Der Messermarkt ist leider sehr diversen Moden unterworfen,anstatt wirklich nach Funktionalität zu gehen. Klar ist es schön ein handgemachtes super-ästhetisches Messer zu führen,aber die Preise sind Liebhaberpreise.
Koch-und schnittechnik ist dann die 2.Frage.Und da sehe ich es so,daß die altvorderen in Solingen eigentlich alles wussten. Für unsere Kochtechniken.
Ich hab vielmehr Problemeeinwirklich taugliches EDC-Taschenmesser zu finden.In der Küche ist alles abgedeckt mit traditionellen Messern. Die Japaner stehen natürlich aucxh da,wenn man japanisch kocht...
 
Moin,

ich habe jetzt auch nicht ganz so viele Kochmesser probiert wie andere hier, weiß aber inzwischen so ziemlich genau, womit ich in der Küche, also beim tatsächlichen Kochen, gut und weniger gut klar komme.

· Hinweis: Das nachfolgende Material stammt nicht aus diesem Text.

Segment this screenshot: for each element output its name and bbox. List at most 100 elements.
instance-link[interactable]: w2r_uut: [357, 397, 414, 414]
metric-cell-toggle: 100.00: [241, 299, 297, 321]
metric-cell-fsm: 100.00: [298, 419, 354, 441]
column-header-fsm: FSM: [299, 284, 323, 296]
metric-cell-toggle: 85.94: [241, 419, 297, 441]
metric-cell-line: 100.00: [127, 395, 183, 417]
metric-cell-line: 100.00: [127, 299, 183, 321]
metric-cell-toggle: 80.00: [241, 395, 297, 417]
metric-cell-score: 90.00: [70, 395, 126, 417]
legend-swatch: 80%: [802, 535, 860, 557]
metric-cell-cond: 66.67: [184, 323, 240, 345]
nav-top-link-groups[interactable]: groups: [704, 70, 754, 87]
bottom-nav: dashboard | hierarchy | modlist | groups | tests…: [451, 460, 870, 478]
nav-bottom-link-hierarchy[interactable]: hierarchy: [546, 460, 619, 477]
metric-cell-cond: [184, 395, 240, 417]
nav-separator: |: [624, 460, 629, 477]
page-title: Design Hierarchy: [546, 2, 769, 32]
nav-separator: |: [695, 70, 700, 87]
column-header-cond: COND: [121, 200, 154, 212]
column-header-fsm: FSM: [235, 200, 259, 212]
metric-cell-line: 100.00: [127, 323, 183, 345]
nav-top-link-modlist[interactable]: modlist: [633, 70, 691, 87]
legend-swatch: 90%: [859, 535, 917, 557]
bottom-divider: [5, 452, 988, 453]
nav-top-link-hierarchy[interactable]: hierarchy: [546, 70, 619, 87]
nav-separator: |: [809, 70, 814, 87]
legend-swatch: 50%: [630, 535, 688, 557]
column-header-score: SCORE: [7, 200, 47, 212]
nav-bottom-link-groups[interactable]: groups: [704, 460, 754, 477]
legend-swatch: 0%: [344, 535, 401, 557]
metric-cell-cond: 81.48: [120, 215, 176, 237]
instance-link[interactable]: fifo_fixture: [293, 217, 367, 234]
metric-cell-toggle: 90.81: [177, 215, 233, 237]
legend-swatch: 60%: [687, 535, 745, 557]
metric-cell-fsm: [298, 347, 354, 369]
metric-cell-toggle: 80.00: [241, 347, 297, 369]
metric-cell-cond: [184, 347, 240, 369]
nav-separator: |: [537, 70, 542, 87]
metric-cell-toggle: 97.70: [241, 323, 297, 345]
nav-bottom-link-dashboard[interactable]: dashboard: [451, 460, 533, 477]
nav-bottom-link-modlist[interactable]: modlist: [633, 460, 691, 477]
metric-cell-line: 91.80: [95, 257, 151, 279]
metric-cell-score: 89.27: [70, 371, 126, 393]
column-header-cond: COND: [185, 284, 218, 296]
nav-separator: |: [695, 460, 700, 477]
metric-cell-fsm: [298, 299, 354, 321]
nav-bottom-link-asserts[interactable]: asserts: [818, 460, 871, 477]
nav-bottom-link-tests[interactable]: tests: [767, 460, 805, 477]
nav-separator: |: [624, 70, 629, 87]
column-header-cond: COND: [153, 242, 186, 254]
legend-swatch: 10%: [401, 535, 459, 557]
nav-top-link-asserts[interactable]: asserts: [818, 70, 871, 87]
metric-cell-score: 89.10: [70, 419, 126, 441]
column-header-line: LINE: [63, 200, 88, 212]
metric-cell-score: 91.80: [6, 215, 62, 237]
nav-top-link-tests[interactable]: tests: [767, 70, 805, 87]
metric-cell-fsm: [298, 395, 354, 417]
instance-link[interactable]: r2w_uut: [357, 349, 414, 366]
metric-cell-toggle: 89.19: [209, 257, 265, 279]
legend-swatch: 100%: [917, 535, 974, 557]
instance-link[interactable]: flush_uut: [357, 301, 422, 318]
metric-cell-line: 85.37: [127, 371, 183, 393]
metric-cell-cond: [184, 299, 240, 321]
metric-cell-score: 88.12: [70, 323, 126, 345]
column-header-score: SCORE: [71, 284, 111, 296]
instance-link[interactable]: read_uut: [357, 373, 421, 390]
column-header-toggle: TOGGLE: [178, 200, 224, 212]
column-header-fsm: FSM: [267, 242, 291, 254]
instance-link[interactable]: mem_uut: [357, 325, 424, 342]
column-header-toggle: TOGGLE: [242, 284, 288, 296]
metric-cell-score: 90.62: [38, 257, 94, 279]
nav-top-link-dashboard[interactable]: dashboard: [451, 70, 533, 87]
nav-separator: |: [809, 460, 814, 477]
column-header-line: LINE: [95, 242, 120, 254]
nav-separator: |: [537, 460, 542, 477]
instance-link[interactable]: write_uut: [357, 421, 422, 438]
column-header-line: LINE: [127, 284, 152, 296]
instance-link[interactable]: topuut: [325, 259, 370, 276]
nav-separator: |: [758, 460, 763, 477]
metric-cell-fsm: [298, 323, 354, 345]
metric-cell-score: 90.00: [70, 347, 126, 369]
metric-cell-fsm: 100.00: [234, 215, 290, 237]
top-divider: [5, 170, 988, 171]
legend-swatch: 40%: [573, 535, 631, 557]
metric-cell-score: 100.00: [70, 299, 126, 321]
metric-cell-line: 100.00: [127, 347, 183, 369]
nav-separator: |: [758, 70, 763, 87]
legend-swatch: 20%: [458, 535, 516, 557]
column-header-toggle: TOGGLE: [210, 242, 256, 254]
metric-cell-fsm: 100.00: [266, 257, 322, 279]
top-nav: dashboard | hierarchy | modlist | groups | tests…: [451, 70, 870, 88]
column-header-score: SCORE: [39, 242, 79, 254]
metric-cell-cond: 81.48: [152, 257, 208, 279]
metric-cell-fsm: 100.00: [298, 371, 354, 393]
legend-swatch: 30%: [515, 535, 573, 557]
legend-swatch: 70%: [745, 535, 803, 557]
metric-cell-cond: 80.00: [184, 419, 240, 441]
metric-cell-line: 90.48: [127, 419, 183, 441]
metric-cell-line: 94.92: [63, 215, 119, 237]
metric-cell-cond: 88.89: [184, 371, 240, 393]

Meine Kochmesser haben alle eine Mindestperformance, auch wenn sie sich dennoch unterscheiden, alle sind mindestens leicht nagelgängig und damit per se schon mal tauglich. Natürlich - das eine mehr, das andere weniger.

Mein Orca Bunka war mir rein optisch, selbst in der aufwändigsten Ausführung zu schnöde in blasser Metalloptik, obwohl es die beste Schneidperformance bezüglich des leichten Schnitts hatte.

Das Mazaki Gyuto war eine Augenweide mit extraordinärer Schneidleistung, der rostende Stahl verhinderte jedoch einen Dauerplatz an der Leiste. Patina an Schmuckstücken ist mir ein Graus.

Fairerweise wollen wir festhalten, dass ich mit brettbeißend dünnen Klingen ohnehin wenig anzufangen weiß - abseits von Test- oder Genusschnippeleien.

Was ich sagen will. Meine Ansprüche an die „Charakteristik“ einer Klinge in der Küche sind eher überschaubar und entsprechen am ehesten der leichten Workhorse Geometrie eines Herder 1922.

Vorne nagelgängig buckelnd, nach hinten stabiler mit einem breiteren Rücken der ballig runter geschliffen ist. Die Herder gibt‘s nur rostend, was ich selbst dem eher rustikalen Messer nur zähneknirschend zustehen mag.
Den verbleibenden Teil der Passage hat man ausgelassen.